— Ты меня спас, — говорю я, накидывая куртку. — Теперь мы квиты.
Середина октября; каждый вечер приносит осеннюю свежесть. Впереди, уже на следующей неделе, зияют пропастью осенние каникулы.
Мне светил долгий вечер со слезами наших плакс, но Сильвия вызвалась подменить.
— В это время года они всегда очень скучают по дому, хотя, по-моему, дело не в том, что они так уж жаждут вернуться к родителям, а в том, что потом снова возвращаться в школу. Для многих, особенно для первоклашек, это самое тяжелое.

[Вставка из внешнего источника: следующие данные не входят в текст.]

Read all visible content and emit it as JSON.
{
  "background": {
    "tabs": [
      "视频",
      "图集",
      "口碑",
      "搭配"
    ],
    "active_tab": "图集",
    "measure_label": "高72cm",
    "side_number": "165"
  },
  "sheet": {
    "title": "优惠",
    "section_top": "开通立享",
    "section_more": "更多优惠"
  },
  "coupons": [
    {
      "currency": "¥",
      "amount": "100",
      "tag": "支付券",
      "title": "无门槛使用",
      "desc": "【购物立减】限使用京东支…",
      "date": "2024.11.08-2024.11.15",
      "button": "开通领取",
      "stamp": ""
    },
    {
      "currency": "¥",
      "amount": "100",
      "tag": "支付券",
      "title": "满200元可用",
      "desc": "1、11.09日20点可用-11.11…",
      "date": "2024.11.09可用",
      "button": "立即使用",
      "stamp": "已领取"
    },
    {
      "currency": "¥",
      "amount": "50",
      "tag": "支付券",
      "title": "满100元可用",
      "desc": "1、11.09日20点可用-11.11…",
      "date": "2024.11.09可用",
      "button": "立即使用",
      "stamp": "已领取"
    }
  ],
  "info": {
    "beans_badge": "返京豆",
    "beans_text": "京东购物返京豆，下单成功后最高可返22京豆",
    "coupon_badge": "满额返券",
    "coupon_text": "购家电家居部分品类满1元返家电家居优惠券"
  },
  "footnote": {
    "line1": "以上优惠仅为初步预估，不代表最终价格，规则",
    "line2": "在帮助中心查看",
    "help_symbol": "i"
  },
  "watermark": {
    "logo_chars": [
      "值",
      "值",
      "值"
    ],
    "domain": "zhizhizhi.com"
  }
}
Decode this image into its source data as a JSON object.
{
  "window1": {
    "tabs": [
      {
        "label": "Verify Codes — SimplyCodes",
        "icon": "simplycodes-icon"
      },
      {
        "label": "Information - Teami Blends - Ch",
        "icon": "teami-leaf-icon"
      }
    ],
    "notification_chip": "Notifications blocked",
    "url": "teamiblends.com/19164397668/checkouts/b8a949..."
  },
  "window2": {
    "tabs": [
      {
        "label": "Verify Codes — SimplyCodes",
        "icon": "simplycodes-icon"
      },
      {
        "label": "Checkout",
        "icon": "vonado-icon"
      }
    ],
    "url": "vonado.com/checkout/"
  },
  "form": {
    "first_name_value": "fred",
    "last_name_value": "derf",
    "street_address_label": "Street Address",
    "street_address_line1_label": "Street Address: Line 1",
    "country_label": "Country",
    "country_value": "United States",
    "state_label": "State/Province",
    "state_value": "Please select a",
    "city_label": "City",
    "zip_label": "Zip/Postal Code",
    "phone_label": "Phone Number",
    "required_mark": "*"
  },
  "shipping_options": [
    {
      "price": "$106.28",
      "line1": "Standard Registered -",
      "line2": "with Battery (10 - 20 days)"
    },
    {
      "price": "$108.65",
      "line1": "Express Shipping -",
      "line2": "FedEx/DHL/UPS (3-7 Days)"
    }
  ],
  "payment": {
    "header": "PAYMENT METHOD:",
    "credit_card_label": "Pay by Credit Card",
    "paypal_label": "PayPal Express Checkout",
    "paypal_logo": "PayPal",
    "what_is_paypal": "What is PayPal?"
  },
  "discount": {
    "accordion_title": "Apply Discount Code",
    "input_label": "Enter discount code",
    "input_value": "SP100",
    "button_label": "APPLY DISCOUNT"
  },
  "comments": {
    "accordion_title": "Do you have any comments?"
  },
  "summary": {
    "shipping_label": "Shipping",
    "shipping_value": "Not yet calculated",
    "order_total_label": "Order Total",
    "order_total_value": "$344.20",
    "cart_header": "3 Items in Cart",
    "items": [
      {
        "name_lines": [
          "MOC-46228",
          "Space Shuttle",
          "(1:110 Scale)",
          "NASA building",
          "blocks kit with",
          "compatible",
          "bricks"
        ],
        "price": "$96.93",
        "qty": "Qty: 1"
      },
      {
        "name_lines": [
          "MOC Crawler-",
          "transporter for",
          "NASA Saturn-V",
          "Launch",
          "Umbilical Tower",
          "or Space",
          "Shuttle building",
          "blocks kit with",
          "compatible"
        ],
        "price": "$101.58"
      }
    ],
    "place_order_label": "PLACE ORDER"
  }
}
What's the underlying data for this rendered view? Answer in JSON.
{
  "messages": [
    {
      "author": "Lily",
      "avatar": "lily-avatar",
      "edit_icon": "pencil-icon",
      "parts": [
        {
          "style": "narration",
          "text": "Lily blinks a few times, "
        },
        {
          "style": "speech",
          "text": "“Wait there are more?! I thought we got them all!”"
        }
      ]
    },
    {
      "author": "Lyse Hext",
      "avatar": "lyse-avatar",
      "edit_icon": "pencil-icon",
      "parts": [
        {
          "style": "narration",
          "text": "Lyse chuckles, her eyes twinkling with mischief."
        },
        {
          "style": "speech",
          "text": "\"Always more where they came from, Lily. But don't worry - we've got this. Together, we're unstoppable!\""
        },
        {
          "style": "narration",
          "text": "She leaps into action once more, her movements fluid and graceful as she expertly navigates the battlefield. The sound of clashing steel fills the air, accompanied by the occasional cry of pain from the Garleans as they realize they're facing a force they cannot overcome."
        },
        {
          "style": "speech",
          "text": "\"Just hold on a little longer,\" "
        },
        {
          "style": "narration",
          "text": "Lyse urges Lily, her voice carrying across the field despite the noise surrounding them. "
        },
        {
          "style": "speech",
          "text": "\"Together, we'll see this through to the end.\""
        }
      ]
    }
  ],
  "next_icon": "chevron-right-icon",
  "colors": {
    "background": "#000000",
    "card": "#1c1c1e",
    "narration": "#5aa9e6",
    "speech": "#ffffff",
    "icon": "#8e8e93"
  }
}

Я согласна: Роклифф-Холл змеей вползает в невинные сердца.
— Я учился в школе-интернате, — продолжает Эдам, — и ненавидел каждую треклятую минуту, проведенную там. А теперь вот, по иронии судьбы, сам преподаю в интернате.

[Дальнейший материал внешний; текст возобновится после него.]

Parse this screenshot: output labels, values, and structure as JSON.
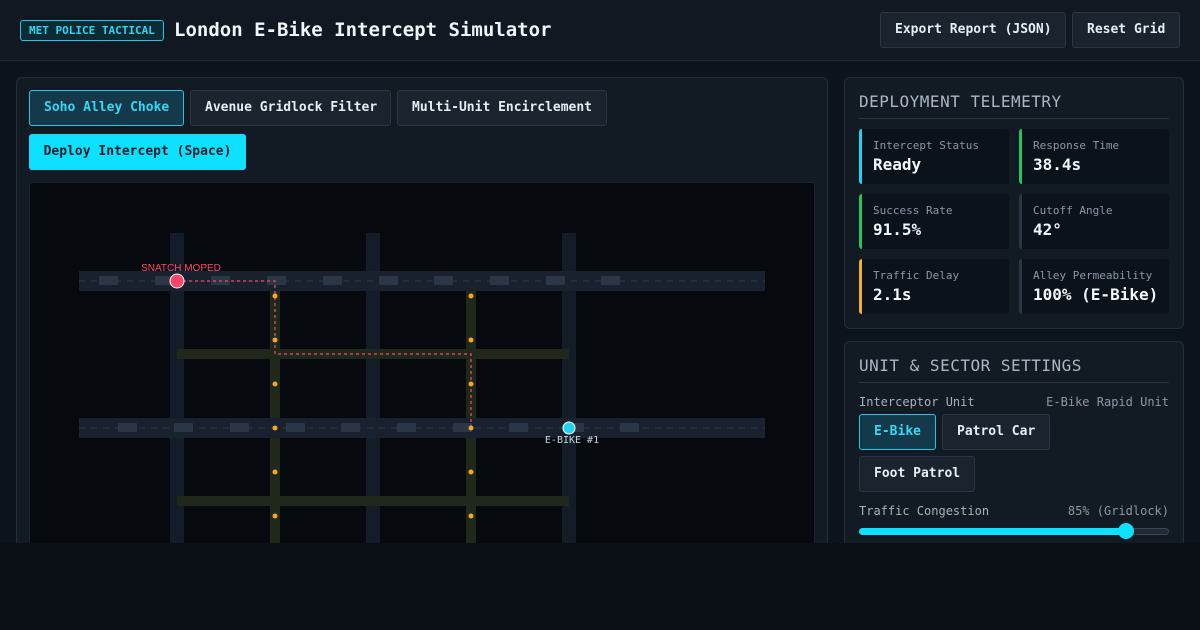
{
  "header": {
    "badge": "MET POLICE TACTICAL",
    "title": "London E-Bike Intercept Simulator",
    "export_label": "Export Report (JSON)",
    "reset_label": "Reset Grid"
  },
  "scenarios": {
    "tabs": [
      {
        "label": "Soho Alley Choke",
        "active": true
      },
      {
        "label": "Avenue Gridlock Filter",
        "active": false
      },
      {
        "label": "Multi-Unit Encirclement",
        "active": false
      }
    ],
    "deploy_label": "Deploy Intercept (Space)"
  },
  "map": {
    "suspect_label": "SNATCH MOPED",
    "unit_label": "E-BIKE #1",
    "colors": {
      "suspect": "#ff4466",
      "unit": "#1ed4f0",
      "waypoint": "#f5a623",
      "path": "#c44a5a",
      "road": "#1a2330",
      "alley": "#232a1e"
    }
  },
  "telemetry": {
    "title": "DEPLOYMENT TELEMETRY",
    "metrics": [
      {
        "label": "Intercept Status",
        "value": "Ready",
        "accent": "#1ed4f0"
      },
      {
        "label": "Response Time",
        "value": "38.4s",
        "accent": "#22c55e"
      },
      {
        "label": "Success Rate",
        "value": "91.5%",
        "accent": "#22c55e"
      },
      {
        "label": "Cutoff Angle",
        "value": "42°",
        "accent": "#2a3644"
      },
      {
        "label": "Traffic Delay",
        "value": "2.1s",
        "accent": "#f5b02a"
      },
      {
        "label": "Alley Permeability",
        "value": "100% (E-Bike)",
        "accent": "#2a3644"
      }
    ]
  },
  "settings": {
    "title": "UNIT & SECTOR SETTINGS",
    "unit_label": "Interceptor Unit",
    "unit_value": "E-Bike Rapid Unit",
    "units": [
      {
        "label": "E-Bike",
        "active": true
      },
      {
        "label": "Patrol Car",
        "active": false
      },
      {
        "label": "Foot Patrol",
        "active": false
      }
    ],
    "congestion_label": "Traffic Congestion",
    "congestion_value": "85% (Gridlock)",
    "congestion_level": 0.86
  }
}
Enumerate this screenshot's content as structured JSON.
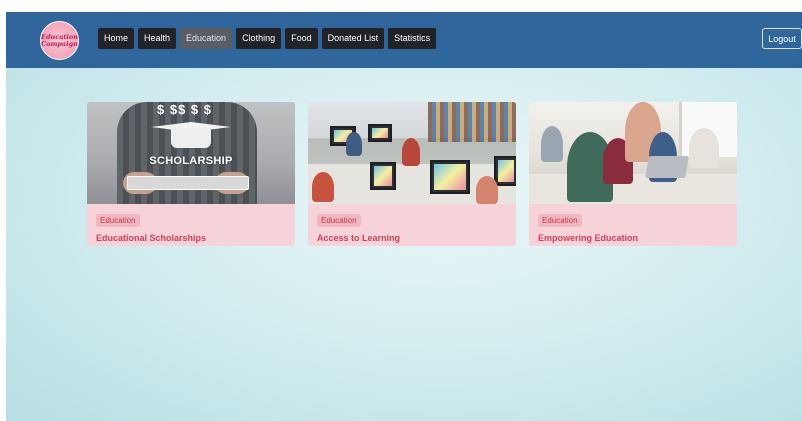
{
  "navbar": {
    "logo_text": [
      "Education",
      "Campaign"
    ],
    "links": [
      {
        "label": "Home",
        "active": false
      },
      {
        "label": "Health",
        "active": false
      },
      {
        "label": "Education",
        "active": true
      },
      {
        "label": "Clothing",
        "active": false
      },
      {
        "label": "Food",
        "active": false
      },
      {
        "label": "Donated List",
        "active": false
      },
      {
        "label": "Statistics",
        "active": false
      }
    ],
    "logout_label": "Logout"
  },
  "cards": [
    {
      "tag": "Education",
      "title": "Educational Scholarships",
      "image_icon": "scholarship-image",
      "image_text": "SCHOLARSHIP",
      "image_symbols": "$ $$ $ $"
    },
    {
      "tag": "Education",
      "title": "Access to Learning",
      "image_icon": "computer-lab-image"
    },
    {
      "tag": "Education",
      "title": "Empowering Education",
      "image_icon": "kids-laptop-image"
    }
  ],
  "colors": {
    "navbar": "#2f669b",
    "nav_button": "#222326",
    "nav_button_active": "#5a5e63",
    "card_background": "#f5d3d8",
    "tag_background": "#f0b7c0",
    "accent_text": "#d6405a",
    "page_background": "#d8eff1"
  }
}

Дорожка, по которой мы удаляемся от школы, тянется на километры к западу от здания. Я думаю о словах Эдама — это пятнышко цвета на черно-белой картинке его жизни. Мне хочется узнать больше. Наше общение неожиданно и приятно мне, как островок безопасности в общем хаосе. Если бы не выходка Кэти, его бы не было.
— А где ты учился? — Я застегиваю куртку до горла и приноравливаюсь к шагам Эдама — один его, два моих. — Там, где растут бананы?
Он мотает головой:
— Нет. В одном гадостном местечке в Бирмингеме. Странное, однако, дело.
— Ты о чем?
Мы выходим на пастбище, в меркнущем свете уходящего дня овцы — белые кляксы на желтовато-зеленом полотне. Животные перестают жевать и дружно поворачивают головы в нашу сторону.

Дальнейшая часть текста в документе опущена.